Das Jahr 2017 war für den österreichischen Aktienindex ATX Prime eines der besten seiner Geschichte mit einer Performance von knapp + 31%. Die meisten Titel konnten einen zweistelligen Zuwachs verzeichnen. Ausreißer waren die Papiere des Flugzeugteileherstellers FACC AG. Die Aktien verteuerten sich um 239% von EUR 5,11 auf EUR 17,30 vom Jänner bis Dezember 2017.

Fundamental ist das Unternehmen sehr gut aufgestellt, zu den Vertragspartnern gehören unter anderem Unternehmen wie Airbus, Bombardier oder Rolls-Royce. Im ersten Halbjahr 2017/18 konnten die Finanzkennzahlen signifikant verbessert werden. Der Umsatz stieg um +9,6% auf 358 Millionen Euro, der EBIT zeigte einen Rekordwert von knapp 30 Millionen Euro. Der fundamentale Ausblick ist positiv – im Rahmen des Projekts „Vision 2020“ strebt das Unternehmen ein Umsatzziel von 1 Milliarde Euro bis 2020/21 an.

Diese Erfolgsstory konnte auch die Anleger überzeugen und spiegelt sich auch im Kursverlauf der FACC Aktien wieder. Der Kurs ist in einem intakten Aufwärtstrend. Wie Sie auf dem Chart erkennen können, habe ich Ihnen die technischen Kursmarken mit möglichen Einstiegsszenarien inkl. dem Stop-Loss als Verlustabsicherung markiert. Der Kursverlauf gibt dem Anleger die Information über Angebot und Nachfrage nach der Aktie und kann beim optimalen Timing helfen.

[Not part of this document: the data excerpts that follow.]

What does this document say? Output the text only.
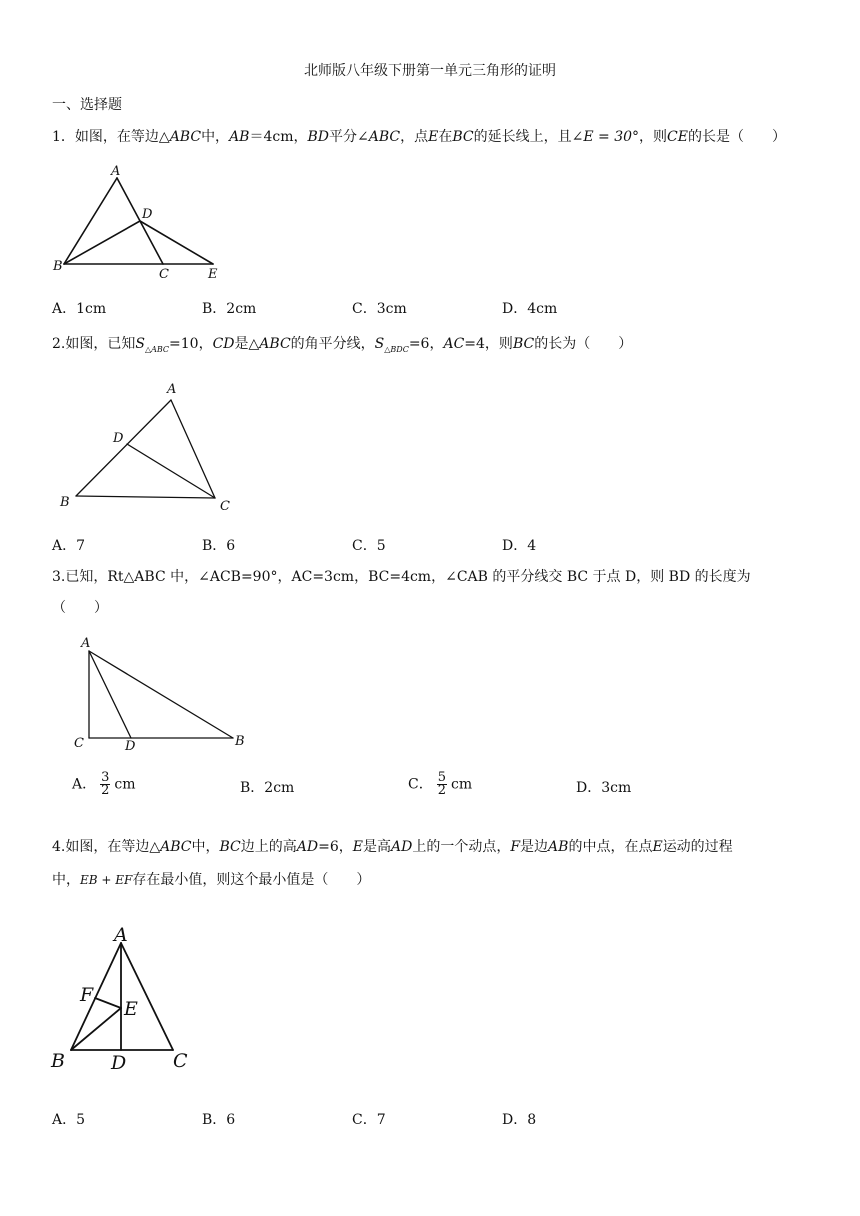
北师版八年级下册第一单元三角形的证明
一、选择题
1．如图，在等边△ABC中，AB＝4cm，BD平分∠ABC，点E在BC的延长线上，且∠E = 30°，则CE的长是（　　）
A
B
C
D
E
A．1cm	B．2cm	C．3cm	D．4cm
2.如图，已知$S_{\triangle ABC}=10$，CD是△ABC的角平分线，$S_{\triangle BDC}=6$，AC=4，则BC的长为（　　）
A
B	C
D
A．7	B．6	C．5	D．4
3.已知，Rt△ABC 中，∠ACB=90°，AC=3cm，BC=4cm，∠CAB 的平分线交 BC 于点 D，则 BD 的长度为
（　　）
A
B
C	D
A． $\frac{3}{2}$ cm	B．2cm	C． $\frac{5}{2}$ cm	D．3cm
4.如图，在等边△ABC中，BC边上的高AD=6，E是高AD上的一个动点，F是边AB的中点，在点E运动的过程
中，EB + EF存在最小值，则这个最小值是（　　）
A
B	C
D
E
F
A．5	B．6	C．7	D．8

Beim Trendhandel haben Sie mehrere charttechnische Möglichkeiten um Positionen aufzunehmen. Entweder beim Bruch eines früheren Widerstandes (ein früherer Hochpunkt) oder beim Rücklauf auf diesen Widerstand als Unterstützung. Als Absicherung sollte man stets einen Stop-Loss verwenden, in dem Fall unter dem letzten Tiefpunkt. Sobald der Kurs ein neues Hoch generiert, dann korrigiert und wieder auf ein neues Hoch steigt, kann der Stop-Loss auf das nächste Tief nachgezogen werden (Trendhandel nach Markttechnik).

Aktuell verläuft die nächste Unterstützung bei EUR 16,25 bzw. bei 14,70.

Sollte der Kurs unter 13,00 Euro fallen dann wäre der markttechnische Aufwärtstrend gebrochen.